『恐れることはない』
はじめに
本日の聖書箇所から、真に恐れるべきは主なる神であることをみてまいります。
Ⅰ.人ではなく神を恐れなさい
主イエスは、まず弟子たちに「パリサイ人のパン種」に注意しなさいと語られました(ルカ12:1)。これはパリサイ人たちの偽善のことで、少量のパン種がパンをふくらませるように、彼らの信仰の偽善が、人々を間違った信仰へと導くことへの警告でした。
パリサイ人たちは、人々からの評価にばかり心を遣っていたために、内実の全く伴わない熱心な宗教者、敬虔な信仰者を演じていたのでした(ルカ11:39-52)。しかし、主を信じ恐れる者は、人からの評価や称賛を求めるのではなく、主が崇められ、誉めたたえられることを願い求めます。
父なる神は、罪深く滅ぼされても当然な私たちを、御子イエスの十字架の贖いによって救ってくださいました。主の十字架は、人には愚かと見えるものでした。しかし、主は人には愚かと見える十字架の救いをあえて用いられたのです(Ⅰコリント1:18)。父なる神の、罪人を赦し救うという熱心さは、御子イエスの十字架に表されました(ヨハネ3:16)。主イエスの十字架に示された神の愛を覚えて、私たちは神の愛に応えて、生きるのも死ぬのも、全てのことを主のためにさせて頂こうではありませんか(ローマ14:8)。
Ⅱ.恐れに打ち勝った者とされている
主は、弟子たちを友と呼んで語られます。それは、「からだを殺しても、あとはそれ以上何もできない人」を恐れてはならないこと、恐れるべきは「殺したあとで、ゲヘナに投げ込む権威を持っておられる」主なる神であるということです(ルカ12:4-5)。

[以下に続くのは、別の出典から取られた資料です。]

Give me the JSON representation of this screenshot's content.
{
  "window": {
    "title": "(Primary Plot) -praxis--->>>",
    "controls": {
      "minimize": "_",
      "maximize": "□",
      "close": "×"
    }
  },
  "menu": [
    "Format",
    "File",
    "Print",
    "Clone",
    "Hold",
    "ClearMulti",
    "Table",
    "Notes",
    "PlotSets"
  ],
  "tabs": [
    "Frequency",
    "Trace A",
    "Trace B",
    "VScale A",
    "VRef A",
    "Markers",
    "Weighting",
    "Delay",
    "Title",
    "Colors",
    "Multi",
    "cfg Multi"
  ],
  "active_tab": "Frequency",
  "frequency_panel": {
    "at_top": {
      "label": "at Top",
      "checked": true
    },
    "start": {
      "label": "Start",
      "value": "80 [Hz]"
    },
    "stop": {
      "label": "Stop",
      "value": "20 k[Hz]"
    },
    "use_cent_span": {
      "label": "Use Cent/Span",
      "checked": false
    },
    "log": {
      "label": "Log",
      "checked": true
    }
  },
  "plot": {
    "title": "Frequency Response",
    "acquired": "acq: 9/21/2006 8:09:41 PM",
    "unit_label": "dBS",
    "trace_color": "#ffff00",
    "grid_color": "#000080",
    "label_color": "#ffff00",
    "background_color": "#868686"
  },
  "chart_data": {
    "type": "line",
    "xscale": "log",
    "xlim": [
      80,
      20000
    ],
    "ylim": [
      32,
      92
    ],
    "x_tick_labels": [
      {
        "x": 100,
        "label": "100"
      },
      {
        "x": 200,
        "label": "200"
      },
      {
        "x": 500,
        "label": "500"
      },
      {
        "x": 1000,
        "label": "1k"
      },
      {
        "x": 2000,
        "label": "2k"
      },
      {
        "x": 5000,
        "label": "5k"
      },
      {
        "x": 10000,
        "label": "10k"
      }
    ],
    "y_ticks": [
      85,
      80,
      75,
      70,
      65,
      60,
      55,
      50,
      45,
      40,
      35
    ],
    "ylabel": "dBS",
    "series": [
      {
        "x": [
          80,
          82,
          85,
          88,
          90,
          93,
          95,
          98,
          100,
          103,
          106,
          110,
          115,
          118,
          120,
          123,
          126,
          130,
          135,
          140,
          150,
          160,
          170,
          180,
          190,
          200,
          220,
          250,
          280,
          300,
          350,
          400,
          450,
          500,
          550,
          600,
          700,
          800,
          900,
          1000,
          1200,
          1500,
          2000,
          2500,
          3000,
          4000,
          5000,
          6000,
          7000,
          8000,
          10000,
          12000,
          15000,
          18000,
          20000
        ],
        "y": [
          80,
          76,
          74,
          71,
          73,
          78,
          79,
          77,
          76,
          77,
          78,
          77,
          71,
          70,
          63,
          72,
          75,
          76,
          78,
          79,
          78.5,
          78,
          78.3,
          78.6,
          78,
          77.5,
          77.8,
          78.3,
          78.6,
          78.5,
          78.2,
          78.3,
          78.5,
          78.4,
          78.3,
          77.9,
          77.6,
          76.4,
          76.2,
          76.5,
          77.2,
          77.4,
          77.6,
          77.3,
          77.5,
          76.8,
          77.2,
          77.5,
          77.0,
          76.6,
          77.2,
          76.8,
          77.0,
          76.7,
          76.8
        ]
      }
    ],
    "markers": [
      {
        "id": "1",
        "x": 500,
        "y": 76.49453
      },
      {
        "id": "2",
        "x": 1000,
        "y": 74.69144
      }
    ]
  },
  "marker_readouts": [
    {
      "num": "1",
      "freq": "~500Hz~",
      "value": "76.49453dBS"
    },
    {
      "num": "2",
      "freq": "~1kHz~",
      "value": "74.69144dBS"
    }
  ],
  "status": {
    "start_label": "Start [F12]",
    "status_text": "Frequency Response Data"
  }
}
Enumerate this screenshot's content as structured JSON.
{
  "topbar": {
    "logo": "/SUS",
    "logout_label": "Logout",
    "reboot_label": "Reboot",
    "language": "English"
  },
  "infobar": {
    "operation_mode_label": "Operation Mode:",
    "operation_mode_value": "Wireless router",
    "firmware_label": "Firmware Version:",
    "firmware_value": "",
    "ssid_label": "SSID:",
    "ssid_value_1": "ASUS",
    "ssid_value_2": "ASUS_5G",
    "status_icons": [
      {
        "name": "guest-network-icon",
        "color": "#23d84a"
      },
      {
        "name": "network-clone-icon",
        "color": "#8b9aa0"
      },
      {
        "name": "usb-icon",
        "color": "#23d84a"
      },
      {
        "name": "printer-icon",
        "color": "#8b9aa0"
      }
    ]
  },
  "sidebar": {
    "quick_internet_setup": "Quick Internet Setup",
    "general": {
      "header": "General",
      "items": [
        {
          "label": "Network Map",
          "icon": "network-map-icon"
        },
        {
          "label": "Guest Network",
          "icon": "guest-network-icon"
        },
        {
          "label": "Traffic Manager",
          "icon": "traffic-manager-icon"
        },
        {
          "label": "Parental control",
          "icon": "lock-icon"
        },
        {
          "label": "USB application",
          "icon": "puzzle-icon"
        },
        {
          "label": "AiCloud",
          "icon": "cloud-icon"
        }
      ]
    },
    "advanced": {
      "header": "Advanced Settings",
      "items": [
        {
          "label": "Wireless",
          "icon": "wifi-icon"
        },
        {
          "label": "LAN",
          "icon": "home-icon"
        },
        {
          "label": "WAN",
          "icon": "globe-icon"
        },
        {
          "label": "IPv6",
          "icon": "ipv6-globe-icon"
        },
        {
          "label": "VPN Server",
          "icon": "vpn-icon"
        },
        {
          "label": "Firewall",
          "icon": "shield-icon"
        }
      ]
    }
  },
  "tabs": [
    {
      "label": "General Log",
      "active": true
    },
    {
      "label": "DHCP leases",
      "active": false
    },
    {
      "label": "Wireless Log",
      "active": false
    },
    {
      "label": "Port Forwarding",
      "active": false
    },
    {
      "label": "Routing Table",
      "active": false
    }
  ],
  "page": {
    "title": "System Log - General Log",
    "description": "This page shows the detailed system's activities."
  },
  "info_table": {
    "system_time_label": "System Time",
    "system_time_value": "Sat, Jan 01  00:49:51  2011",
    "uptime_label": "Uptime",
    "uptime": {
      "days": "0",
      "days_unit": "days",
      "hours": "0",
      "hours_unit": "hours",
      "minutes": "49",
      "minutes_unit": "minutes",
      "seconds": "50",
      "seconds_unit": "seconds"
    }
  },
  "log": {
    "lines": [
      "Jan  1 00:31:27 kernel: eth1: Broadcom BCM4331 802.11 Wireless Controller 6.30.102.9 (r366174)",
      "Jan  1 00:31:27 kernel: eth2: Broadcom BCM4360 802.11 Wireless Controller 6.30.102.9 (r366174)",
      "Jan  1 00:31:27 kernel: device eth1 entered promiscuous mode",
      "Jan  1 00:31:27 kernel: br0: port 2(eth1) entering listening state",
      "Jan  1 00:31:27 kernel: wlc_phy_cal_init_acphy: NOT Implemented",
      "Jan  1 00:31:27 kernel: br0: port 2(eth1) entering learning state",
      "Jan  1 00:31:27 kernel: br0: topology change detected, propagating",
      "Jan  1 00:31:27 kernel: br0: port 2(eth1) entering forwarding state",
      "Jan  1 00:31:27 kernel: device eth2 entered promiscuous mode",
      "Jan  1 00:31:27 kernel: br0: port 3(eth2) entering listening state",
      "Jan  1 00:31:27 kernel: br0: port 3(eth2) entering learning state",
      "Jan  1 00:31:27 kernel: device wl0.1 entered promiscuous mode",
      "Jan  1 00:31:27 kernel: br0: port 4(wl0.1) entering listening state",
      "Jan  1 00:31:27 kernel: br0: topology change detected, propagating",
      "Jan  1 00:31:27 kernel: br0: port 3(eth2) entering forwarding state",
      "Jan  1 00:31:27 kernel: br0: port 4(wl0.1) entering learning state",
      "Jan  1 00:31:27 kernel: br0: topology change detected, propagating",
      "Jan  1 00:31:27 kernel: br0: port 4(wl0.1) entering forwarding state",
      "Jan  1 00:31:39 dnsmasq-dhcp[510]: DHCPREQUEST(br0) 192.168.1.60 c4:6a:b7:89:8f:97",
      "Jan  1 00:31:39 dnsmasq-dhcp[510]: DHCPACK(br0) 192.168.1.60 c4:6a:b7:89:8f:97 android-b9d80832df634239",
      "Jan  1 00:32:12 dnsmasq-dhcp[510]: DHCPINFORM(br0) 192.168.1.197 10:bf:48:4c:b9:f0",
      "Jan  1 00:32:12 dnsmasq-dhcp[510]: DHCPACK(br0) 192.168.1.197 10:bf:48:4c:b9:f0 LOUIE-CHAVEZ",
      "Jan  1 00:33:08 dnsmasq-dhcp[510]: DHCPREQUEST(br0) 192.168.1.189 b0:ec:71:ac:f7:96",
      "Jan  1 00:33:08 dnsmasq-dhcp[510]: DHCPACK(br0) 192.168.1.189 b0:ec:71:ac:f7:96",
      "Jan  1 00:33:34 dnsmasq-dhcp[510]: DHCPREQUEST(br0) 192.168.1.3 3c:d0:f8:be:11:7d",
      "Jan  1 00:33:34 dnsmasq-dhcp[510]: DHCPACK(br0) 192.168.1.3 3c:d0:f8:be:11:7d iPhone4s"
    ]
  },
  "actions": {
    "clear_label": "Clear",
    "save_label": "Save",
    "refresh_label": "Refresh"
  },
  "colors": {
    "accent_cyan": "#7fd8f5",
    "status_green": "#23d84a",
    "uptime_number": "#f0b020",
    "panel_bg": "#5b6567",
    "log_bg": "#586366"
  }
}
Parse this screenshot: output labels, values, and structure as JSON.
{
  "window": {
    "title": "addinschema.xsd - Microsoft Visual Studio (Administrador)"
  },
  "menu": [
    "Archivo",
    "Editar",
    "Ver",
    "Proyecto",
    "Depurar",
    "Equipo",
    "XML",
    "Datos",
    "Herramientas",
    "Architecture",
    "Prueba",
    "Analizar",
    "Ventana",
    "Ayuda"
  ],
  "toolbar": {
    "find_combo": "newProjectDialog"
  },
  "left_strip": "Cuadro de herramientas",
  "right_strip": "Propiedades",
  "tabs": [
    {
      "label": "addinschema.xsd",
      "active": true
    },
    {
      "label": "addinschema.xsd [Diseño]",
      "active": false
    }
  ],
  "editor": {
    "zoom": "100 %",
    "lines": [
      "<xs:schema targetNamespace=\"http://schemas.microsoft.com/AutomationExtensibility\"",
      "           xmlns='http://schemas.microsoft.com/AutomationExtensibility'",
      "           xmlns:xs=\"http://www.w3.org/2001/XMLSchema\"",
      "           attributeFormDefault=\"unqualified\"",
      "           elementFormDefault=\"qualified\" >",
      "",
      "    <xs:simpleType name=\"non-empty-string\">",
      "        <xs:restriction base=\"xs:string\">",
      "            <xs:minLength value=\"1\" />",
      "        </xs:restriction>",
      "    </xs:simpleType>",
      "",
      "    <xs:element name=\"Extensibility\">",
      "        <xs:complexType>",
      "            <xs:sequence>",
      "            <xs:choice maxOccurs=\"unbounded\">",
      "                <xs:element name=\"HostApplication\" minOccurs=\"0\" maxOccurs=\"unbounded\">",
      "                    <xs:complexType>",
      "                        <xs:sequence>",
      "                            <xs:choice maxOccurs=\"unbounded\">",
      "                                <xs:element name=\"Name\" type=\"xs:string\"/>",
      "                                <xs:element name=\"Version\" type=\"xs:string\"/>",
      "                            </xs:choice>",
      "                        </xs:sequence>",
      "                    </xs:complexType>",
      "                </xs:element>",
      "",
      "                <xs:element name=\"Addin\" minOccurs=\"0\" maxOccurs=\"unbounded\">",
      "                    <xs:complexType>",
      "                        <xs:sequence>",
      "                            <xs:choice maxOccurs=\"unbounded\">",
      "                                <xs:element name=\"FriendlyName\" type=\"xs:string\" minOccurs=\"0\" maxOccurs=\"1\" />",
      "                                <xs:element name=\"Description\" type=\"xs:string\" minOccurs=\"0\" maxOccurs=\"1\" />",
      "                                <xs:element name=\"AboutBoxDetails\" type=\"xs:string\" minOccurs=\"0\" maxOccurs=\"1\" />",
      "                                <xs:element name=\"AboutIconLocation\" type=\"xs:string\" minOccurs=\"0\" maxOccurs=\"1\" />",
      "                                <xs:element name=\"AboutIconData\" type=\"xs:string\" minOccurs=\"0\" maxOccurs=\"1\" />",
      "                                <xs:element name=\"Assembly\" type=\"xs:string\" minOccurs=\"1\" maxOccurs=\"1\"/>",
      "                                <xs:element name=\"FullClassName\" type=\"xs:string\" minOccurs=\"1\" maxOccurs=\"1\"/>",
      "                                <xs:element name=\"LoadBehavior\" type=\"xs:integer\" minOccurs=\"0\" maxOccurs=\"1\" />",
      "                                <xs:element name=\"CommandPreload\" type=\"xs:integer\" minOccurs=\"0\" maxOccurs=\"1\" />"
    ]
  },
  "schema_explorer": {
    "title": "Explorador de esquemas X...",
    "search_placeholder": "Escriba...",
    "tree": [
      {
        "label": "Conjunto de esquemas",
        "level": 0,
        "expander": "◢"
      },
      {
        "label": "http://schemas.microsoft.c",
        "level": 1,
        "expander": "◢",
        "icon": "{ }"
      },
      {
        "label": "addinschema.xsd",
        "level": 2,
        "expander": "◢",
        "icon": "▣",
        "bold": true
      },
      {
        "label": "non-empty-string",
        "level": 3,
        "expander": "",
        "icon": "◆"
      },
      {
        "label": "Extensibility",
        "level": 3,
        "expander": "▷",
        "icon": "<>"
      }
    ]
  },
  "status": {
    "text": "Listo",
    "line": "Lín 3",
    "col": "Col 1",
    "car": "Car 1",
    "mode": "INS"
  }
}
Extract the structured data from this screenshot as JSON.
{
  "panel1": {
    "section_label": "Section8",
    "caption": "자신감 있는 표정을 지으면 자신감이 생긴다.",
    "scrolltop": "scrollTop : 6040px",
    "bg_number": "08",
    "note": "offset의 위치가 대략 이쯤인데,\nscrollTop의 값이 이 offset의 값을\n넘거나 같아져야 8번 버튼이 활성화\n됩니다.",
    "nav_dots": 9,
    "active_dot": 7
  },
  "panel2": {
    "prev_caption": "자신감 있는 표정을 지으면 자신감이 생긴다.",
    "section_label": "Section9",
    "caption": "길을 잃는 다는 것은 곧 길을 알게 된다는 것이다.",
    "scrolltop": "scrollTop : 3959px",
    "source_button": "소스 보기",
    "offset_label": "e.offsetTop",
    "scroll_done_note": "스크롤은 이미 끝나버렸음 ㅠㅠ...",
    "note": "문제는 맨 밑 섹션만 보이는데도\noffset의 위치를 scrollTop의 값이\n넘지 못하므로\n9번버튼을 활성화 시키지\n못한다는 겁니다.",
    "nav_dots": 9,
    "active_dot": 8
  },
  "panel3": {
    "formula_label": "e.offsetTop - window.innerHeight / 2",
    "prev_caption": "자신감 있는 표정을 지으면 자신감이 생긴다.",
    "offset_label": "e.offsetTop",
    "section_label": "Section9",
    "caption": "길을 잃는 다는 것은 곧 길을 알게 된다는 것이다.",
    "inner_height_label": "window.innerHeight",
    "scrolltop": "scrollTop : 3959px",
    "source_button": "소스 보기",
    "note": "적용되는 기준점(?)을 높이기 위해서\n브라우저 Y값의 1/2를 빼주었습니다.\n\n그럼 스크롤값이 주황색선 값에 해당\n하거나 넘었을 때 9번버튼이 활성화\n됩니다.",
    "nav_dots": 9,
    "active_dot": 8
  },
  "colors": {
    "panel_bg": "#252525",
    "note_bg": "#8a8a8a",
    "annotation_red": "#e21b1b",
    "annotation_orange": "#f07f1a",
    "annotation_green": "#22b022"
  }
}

私たちは、主イエスを信じているということで、人の評価や世間の目を恐れて信仰を隠そうとする弱さに襲われることがあります。しかし、主イエスを信じて共に歩む時、主は私たちを通して神の栄光と恵みを示してくださいます。主は私たちを「地の塩」、「世界の光」としてくださり(マタイ5:13-14)、「キリストの手紙」(Ⅱコリント3:3)、「キリストのかおり」(Ⅱコリント2:15)としてくださっています。主にある勝利者に相応しい者として、御霊に導かれて歩んでまいりましょう(ローマ8:37)。
Ⅲ.究極的な恐れ(=死)に圧倒的に勝利された主イエス
主イエスは、父なる神は真に信頼すべきお方であるということと同時に、恐れるべきお方であるということを語られました。それは、私たちが多くの恐れに取り囲まれて、恐れに捕らわれ押し潰されたりしているからです。
恐れに捕えられる時、私たちは怯えます。そして、恐れの原因を突き詰めて取り除こうとし、解決策を考えます。しかし、本来恐れるべき方である主なる神を知ることなしに根本的な恐れや不安から解放されることはありません。
主は十字架で、全ての人の救いのために死なれましたが、三日目によみがえってくださいました。私たちの究極的な恐れである死にさえも勝利されたのです(Ⅰコリント15:55)。私たちクリスチャンは、この主イエスの復活の命を頂いたのですから、信仰による勝利者として歩み続けましょう。
結 び
主イエスは十字架の贖いによって、私たちの究極的な恐れである死に圧倒的な勝利をもってよみがえってくださいました。本来恐るべきお方である神を見上げる時、世の恐れは恐れではなくなります。主イエスを信じる信仰によって、勝利者とされたことを覚え、いよいよ主と共に歩みつつ、このキリストを証しして行きましょう。